First of all – Happy International Permaculture Day everyone! The 7th of May is the day for giving some extra attention to Permaculture. If you’re a beginner in Permaculture you can start by checking out my Permaculture & Gardening section here in the blog. There you can get some tips on how to start a small garden of your own.
Terrace gardening with challenges
I’m now into the fourth growing season of the terrace garden I have connected to my home in southwest Germany. If you have followed the blog you might know about the challenges I have with the location of this garden. It’s windy, it’s on the north side of a house and the sun shines straight down at my plants during summertime. In short, it has less than ideal conditions for a thriving garden.
But I’m not the kind of person to give up just because something is a bit of a challenge. Instead I have been gradually observing and adjusting things over time after observing what works and not. It’s a great learning experience and growing in pots and moveable containers makes changes a lot easier than in a normal garden.
Last year was a pretty bad year for my plants. Pollinating insects were struggling due to the weather. It was very windy in spring and dry during summer. Also, I started to notice that the soil wasn’t in great shape anymore. This is always a challenge when you grow in containers since you won’t get a natural addition of soil nutrients and materials holding the structure of the soil. You have to add it manually in the form of new soil, compost, fertilizer or mulch. Preferably a combination of all if you can.
Observe and interact
Some of the plants such as my red currant was starting to show that it needed more space and others were not happy with their placement, so I decided to make a new plan this year and move a few containers to new locations and upgrade some pots to bigger ones.
Even if I’m growing in pots on an open terrace I try to take inspiration from forest gardening. In a forest plants will grow on different heights and take advantage of the benefits other plants present them with. One plant may protect others through casting shadow on them, another might act as a wind-break, a third might cover the ground to protect the others from drying out, a fourth one might attract beneficial insects helping to protect other plants from pests.
I’m trying to find ways to imitate this structure even if some of my plants grow in separate containers. While they don’t get the benefits from nutrient exchange that you get in forest soil, I can at least give the plants better chances through creating needed shading and wind-protection.
This is why I have moved some of my pots and containers to new locations. I have put them closer together to make sure that smaller, more delicate plants, have better wind-protection. Through putting them in the right position in relation to bigger ones I can also take advantage of some shade that the bigger plants – such as my apple tree – cast during the hottest hours of the day.

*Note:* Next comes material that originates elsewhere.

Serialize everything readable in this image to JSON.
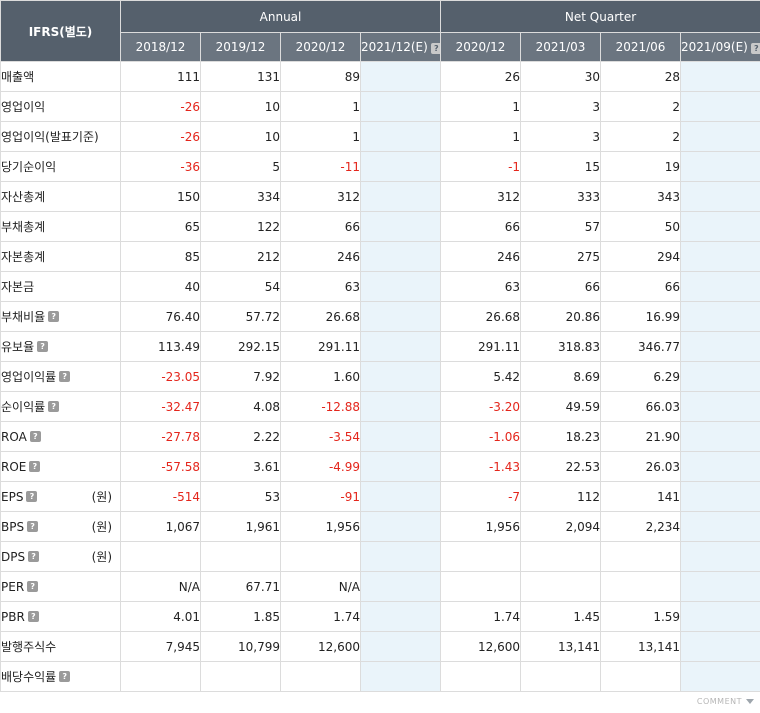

This year I decided to almost not buy any new seeds. I bought one pack of edible flowers since I used up all of them last year, but besides that I’m trying to only use the seeds I already had instead of investing in new varieties. I want to see how well they still germinate and how they behave in new locations. I have also limited the number of plants this time. I have a tendency of starting too many plants of each type which only means I have to give away more than half of them since I don’t have space for them in my own garden.
One thing I will do the next week or so is to buy a few ready plants that I haven’t had the chance to sow myself. I want to try out some aubergines and peppers and probably a few more herbs. It would be a waste of resources to buy a full bag of seeds if I only need one or two plants of a variety.

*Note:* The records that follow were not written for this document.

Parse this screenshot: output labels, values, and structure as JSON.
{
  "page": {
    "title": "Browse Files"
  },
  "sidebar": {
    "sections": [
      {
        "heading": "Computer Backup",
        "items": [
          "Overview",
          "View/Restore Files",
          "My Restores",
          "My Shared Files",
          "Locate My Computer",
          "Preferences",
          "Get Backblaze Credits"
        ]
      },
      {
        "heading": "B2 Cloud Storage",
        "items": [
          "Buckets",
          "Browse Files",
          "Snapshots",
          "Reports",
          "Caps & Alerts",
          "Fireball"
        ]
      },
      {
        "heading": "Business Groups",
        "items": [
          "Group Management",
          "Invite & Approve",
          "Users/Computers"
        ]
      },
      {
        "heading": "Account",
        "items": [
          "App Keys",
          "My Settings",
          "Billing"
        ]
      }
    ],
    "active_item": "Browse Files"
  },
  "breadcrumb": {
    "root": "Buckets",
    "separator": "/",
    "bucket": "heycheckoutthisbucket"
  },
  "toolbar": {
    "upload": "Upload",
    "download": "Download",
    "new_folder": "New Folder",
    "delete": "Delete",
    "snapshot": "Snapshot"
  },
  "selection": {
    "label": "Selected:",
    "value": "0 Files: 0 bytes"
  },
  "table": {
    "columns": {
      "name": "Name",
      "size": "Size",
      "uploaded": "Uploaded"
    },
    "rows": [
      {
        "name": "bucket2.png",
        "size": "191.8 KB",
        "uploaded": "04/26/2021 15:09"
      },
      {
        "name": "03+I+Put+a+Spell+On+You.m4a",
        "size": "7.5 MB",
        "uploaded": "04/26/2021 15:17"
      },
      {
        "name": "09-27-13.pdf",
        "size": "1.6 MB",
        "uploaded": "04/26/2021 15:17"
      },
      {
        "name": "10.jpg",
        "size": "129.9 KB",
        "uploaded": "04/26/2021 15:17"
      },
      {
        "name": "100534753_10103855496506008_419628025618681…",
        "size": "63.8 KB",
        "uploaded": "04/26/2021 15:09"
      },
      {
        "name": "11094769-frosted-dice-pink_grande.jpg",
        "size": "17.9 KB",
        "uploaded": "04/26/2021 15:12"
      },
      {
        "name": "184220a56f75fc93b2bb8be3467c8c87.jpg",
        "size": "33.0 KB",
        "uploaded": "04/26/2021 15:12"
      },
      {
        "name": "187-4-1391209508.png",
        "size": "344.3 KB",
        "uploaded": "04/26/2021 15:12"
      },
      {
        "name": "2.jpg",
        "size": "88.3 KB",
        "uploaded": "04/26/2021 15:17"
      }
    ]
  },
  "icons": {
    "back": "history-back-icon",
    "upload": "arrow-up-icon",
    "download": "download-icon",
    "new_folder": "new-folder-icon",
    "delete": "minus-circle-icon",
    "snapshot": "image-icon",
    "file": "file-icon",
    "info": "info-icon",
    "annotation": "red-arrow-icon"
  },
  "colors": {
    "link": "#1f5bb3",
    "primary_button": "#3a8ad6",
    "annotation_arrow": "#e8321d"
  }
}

In winter I had a bird feeder containing sunflower seeds. They got scattered all over the place by the birds so now I’m finding sunflower seedlings in almost all of the pots and garden beds. I’m letting them grow a bit for now but will definitely slash down a few of them and use for mulch so that they don’t take over the whole garden. Some of them I will leave as they are since they will provide much needed shade in the middle of summer. And who doesn’t like sunflowers?

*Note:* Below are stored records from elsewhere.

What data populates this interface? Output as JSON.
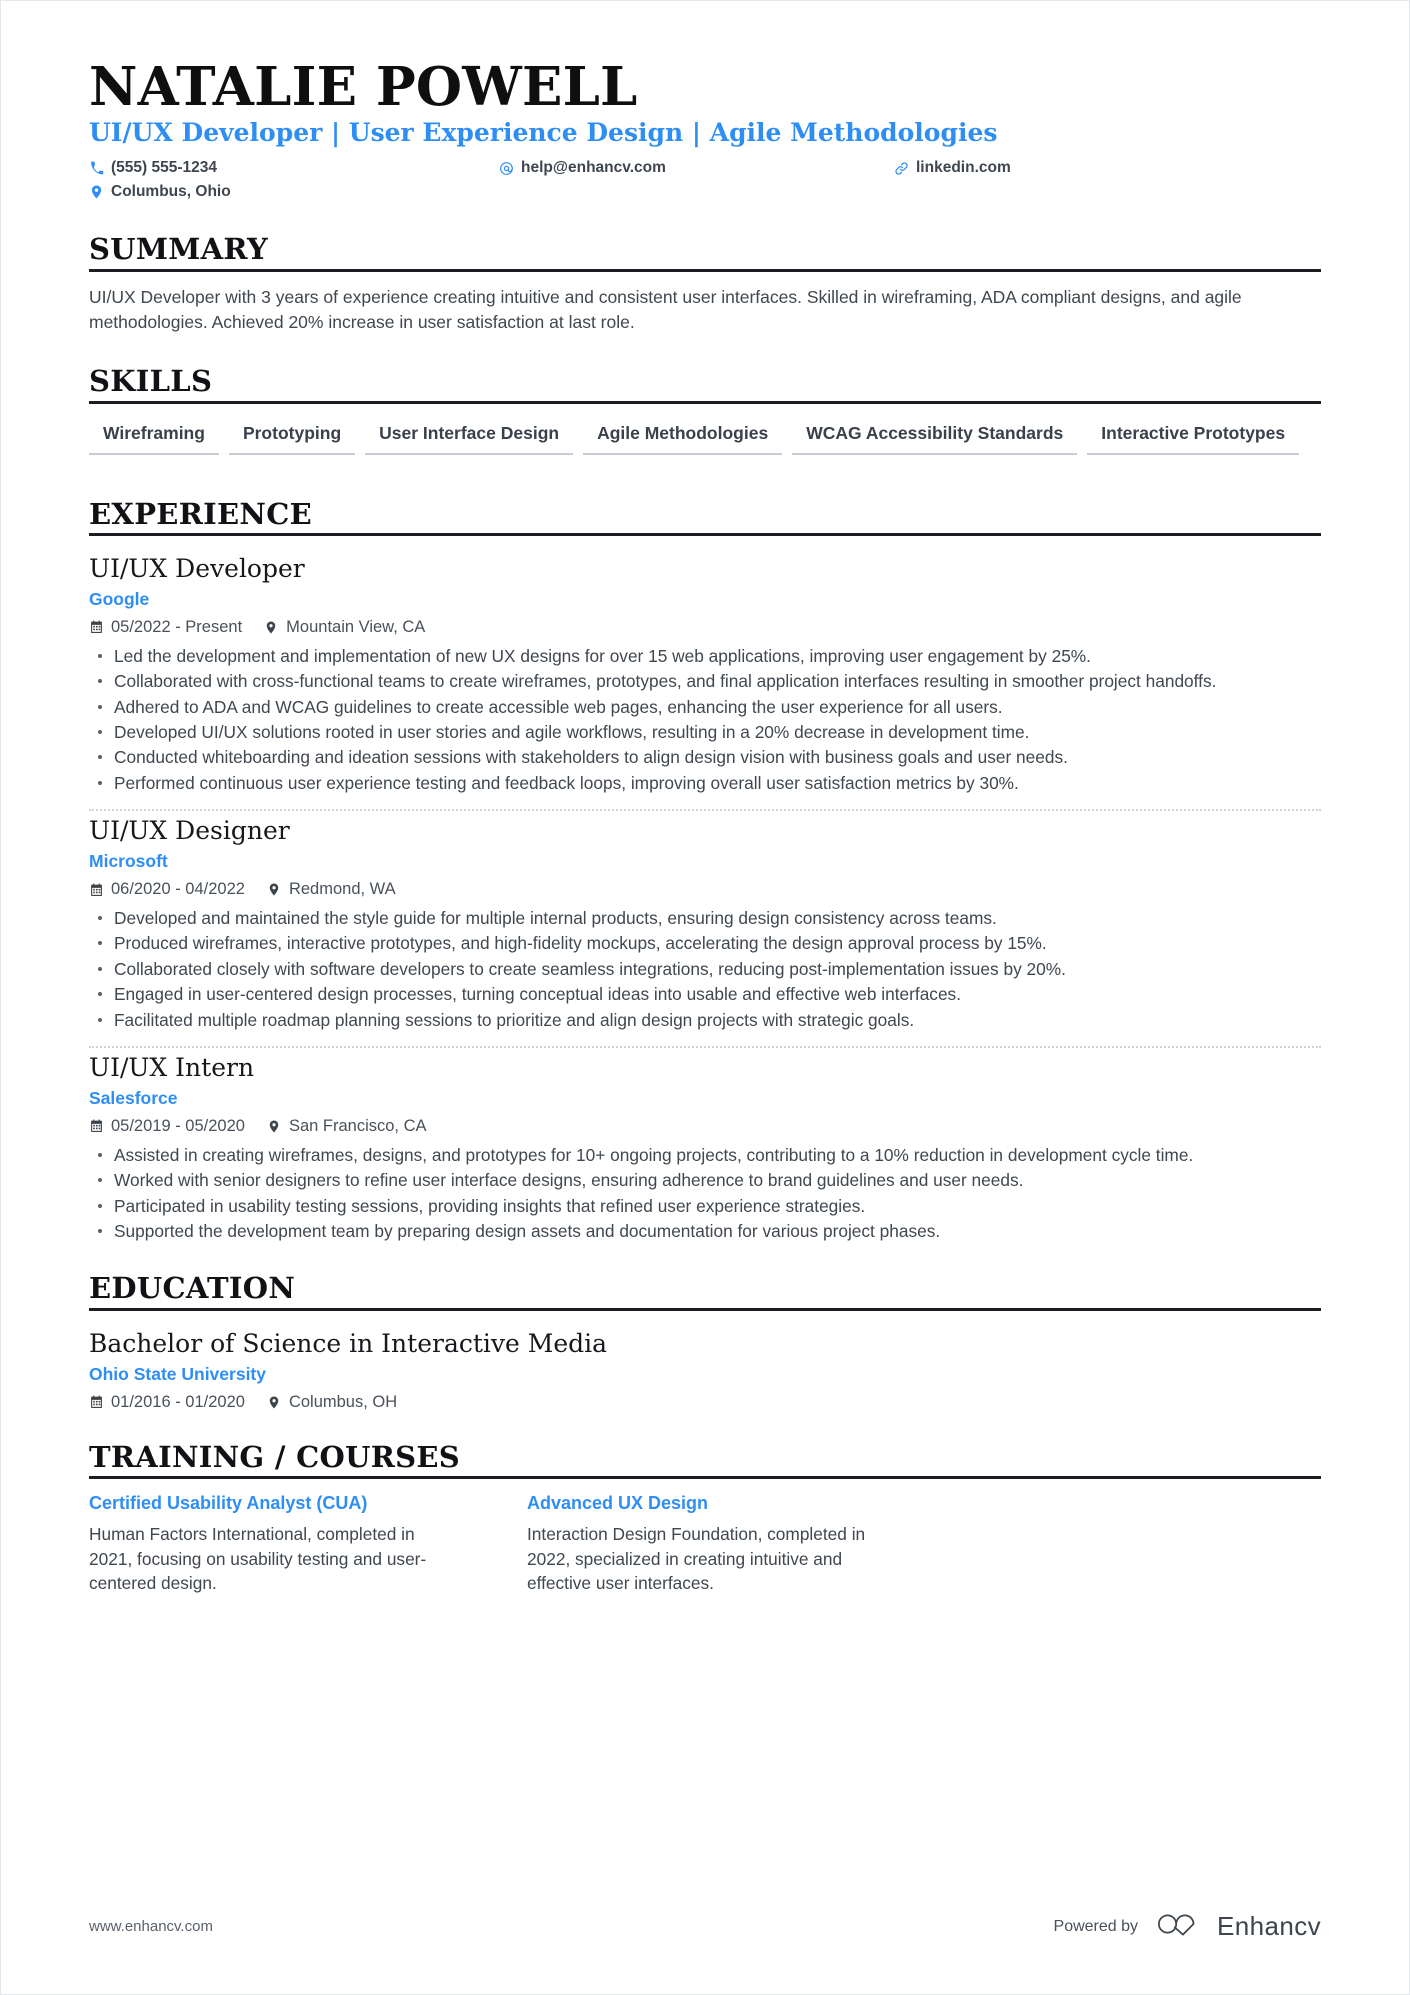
{
  "header": {
    "name": "NATALIE POWELL",
    "headline": "UI/UX Developer | User Experience Design | Agile Methodologies",
    "contacts": [
      {
        "icon": "phone-icon",
        "value": "(555) 555-1234"
      },
      {
        "icon": "email-icon",
        "value": "help@enhancv.com"
      },
      {
        "icon": "link-icon",
        "value": "linkedin.com"
      },
      {
        "icon": "location-icon",
        "value": "Columbus, Ohio"
      }
    ]
  },
  "sections": {
    "summary": {
      "title": "SUMMARY",
      "text": "UI/UX Developer with 3 years of experience creating intuitive and consistent user interfaces. Skilled in wireframing, ADA compliant designs, and agile methodologies. Achieved 20% increase in user satisfaction at last role."
    },
    "skills": {
      "title": "SKILLS",
      "items": [
        "Wireframing",
        "Prototyping",
        "User Interface Design",
        "Agile Methodologies",
        "WCAG Accessibility Standards",
        "Interactive Prototypes"
      ]
    },
    "experience": {
      "title": "EXPERIENCE",
      "entries": [
        {
          "title": "UI/UX Developer",
          "org": "Google",
          "dates": "05/2022 - Present",
          "location": "Mountain View, CA",
          "bullets": [
            "Led the development and implementation of new UX designs for over 15 web applications, improving user engagement by 25%.",
            "Collaborated with cross-functional teams to create wireframes, prototypes, and final application interfaces resulting in smoother project handoffs.",
            "Adhered to ADA and WCAG guidelines to create accessible web pages, enhancing the user experience for all users.",
            "Developed UI/UX solutions rooted in user stories and agile workflows, resulting in a 20% decrease in development time.",
            "Conducted whiteboarding and ideation sessions with stakeholders to align design vision with business goals and user needs.",
            "Performed continuous user experience testing and feedback loops, improving overall user satisfaction metrics by 30%."
          ]
        },
        {
          "title": "UI/UX Designer",
          "org": "Microsoft",
          "dates": "06/2020 - 04/2022",
          "location": "Redmond, WA",
          "bullets": [
            "Developed and maintained the style guide for multiple internal products, ensuring design consistency across teams.",
            "Produced wireframes, interactive prototypes, and high-fidelity mockups, accelerating the design approval process by 15%.",
            "Collaborated closely with software developers to create seamless integrations, reducing post-implementation issues by 20%.",
            "Engaged in user-centered design processes, turning conceptual ideas into usable and effective web interfaces.",
            "Facilitated multiple roadmap planning sessions to prioritize and align design projects with strategic goals."
          ]
        },
        {
          "title": "UI/UX Intern",
          "org": "Salesforce",
          "dates": "05/2019 - 05/2020",
          "location": "San Francisco, CA",
          "bullets": [
            "Assisted in creating wireframes, designs, and prototypes for 10+ ongoing projects, contributing to a 10% reduction in development cycle time.",
            "Worked with senior designers to refine user interface designs, ensuring adherence to brand guidelines and user needs.",
            "Participated in usability testing sessions, providing insights that refined user experience strategies.",
            "Supported the development team by preparing design assets and documentation for various project phases."
          ]
        }
      ]
    },
    "education": {
      "title": "EDUCATION",
      "entries": [
        {
          "degree": "Bachelor of Science in Interactive Media",
          "school": "Ohio State University",
          "dates": "01/2016 - 01/2020",
          "location": "Columbus, OH"
        }
      ]
    },
    "training": {
      "title": "TRAINING / COURSES",
      "courses": [
        {
          "name": "Certified Usability Analyst (CUA)",
          "description": "Human Factors International, completed in 2021, focusing on usability testing and user-centered design."
        },
        {
          "name": "Advanced UX Design",
          "description": "Interaction Design Foundation, completed in 2022, specialized in creating intuitive and effective user interfaces."
        }
      ]
    }
  },
  "footer": {
    "url": "www.enhancv.com",
    "powered_by": "Powered by",
    "brand": "Enhancv"
  },
  "colors": {
    "accent": "#2f8ef4",
    "text": "#40474f",
    "heading": "#111215",
    "rule": "#1a1d21",
    "skill_underline": "#c9ced4"
  }
}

Not pretty, but it works. I have wanted to create a better compost solution for the terrace for some time and made some calculations. The cheapest solution was after all to use Euro boxes stacked on top of each other (inspired by a solution seen at Krameterhof). I will upgrade the solution with feet to get it up from the floor, a tap to empty the “compost tea” from the bottom and probably build a wooden structure around it later to look nicer. Maybe I can figure out a solution that can also be used as a planting table. Permaculture thinking there too in trying to find multiple uses for one element.
The plan is also to go to a nearby forest and get some extra soil to import a few more beneficial worms and microorganisms to speed up the composting process.
Reflections so far
Even if it’s early on the season I’m already seeing that my apple tree and the red currant look much happier now that they got new soil and a bit more space. Also some of the other plants seem to enjoy their new location with better sun/shade conditions, so I’m hoping for a better growing season than last year. Maybe this time I’ll get a few berries from the white strawberries (pineberries) that were bought a bit late last season.